Muito já foi dito sobre a escrita enquanto suplemento ou preenchimento da falta. O fim de Mãe não é exclusivamente este, porque, como vimos, trata-se de um livro que compreende uma série de outras questões situadas ao redor do vazio: das mais íntimas às coletivas. Mais que isso o livro se afirma como uma fábula sobre a falta e a tentativa de fazer o escrito suplemento e ocupação. Tentativa porque sabemos que a escrita nunca alcança o sentido original e, portanto, é sempre por aproximação, por em torno, que se desenvolve; ou seja, a letra só se constitui enquanto força em-torno, ou melhor, como equívoco.
 
Se a escrita — e por extensão o romance, um seu derivado — não alcança esse nervo central é porque nada substitui a falta, tampouco a suplementa, e talvez seu papel apenas acrescente uma peça a mais ao vazio: “A ausência da minha mãe é aquilo que sou.
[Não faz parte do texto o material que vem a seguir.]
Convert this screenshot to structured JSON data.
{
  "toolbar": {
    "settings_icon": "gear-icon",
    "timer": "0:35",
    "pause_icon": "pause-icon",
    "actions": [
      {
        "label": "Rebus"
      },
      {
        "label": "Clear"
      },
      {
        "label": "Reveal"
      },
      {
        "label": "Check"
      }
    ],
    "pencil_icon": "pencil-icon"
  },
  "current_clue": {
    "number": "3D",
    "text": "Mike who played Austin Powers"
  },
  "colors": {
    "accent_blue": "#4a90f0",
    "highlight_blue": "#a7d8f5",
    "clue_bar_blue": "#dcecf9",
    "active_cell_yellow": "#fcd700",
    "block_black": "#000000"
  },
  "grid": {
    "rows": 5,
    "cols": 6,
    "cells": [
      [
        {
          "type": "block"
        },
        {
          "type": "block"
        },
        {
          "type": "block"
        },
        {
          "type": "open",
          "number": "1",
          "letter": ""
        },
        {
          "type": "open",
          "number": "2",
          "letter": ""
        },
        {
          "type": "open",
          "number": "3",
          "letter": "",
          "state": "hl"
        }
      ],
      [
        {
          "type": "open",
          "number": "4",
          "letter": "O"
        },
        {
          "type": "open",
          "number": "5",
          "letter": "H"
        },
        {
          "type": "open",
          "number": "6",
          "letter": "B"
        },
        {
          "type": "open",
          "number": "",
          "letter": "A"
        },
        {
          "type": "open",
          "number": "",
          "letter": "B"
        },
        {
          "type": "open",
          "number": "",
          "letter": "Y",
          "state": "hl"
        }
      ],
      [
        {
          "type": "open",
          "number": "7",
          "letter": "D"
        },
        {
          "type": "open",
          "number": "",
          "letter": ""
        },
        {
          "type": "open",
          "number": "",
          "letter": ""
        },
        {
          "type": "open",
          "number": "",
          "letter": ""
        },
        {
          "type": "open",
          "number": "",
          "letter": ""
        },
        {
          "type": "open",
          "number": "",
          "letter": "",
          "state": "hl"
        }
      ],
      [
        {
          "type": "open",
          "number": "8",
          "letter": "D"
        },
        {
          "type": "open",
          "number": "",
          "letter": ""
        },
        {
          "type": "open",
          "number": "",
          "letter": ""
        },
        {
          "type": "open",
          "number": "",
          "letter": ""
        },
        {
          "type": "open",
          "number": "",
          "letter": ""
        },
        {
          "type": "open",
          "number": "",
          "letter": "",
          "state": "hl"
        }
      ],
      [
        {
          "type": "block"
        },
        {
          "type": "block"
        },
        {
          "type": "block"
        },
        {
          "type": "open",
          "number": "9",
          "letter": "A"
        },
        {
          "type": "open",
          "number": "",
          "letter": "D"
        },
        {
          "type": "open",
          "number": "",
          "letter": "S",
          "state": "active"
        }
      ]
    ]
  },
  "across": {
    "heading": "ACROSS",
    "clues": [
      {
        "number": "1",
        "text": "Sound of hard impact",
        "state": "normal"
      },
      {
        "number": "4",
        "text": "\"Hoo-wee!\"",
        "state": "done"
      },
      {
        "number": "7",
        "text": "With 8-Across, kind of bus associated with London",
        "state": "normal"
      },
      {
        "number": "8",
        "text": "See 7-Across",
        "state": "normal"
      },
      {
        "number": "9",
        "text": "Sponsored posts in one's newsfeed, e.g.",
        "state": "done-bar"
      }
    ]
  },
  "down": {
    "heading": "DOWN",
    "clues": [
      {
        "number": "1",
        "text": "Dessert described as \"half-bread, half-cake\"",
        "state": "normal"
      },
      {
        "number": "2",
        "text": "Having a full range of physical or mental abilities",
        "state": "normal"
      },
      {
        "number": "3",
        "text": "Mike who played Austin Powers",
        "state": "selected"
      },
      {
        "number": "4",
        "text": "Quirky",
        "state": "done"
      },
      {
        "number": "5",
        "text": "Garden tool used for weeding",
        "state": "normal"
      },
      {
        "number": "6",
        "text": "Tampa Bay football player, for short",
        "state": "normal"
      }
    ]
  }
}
Se ela não tivesse morrido, talvez nem sequer escrevesse. Teria outra identidade, outra história. Imaginá-la viva seria, portanto, uma forma de aniquilação.” Às vezes é preciso toda uma vida para compreender isso, ou nunca mesmo chega-se a tanto; outras vezes é possível adiantar a resposta experimentando-se pela criatividade, como escrever um romance, essa forma informe feita de imaginações a partir das babugens da história. Para nossa sorte, Hugo Gonçalves o fez e por seu itinerário é possível um leitor ao vivê-lo também descobrir isso.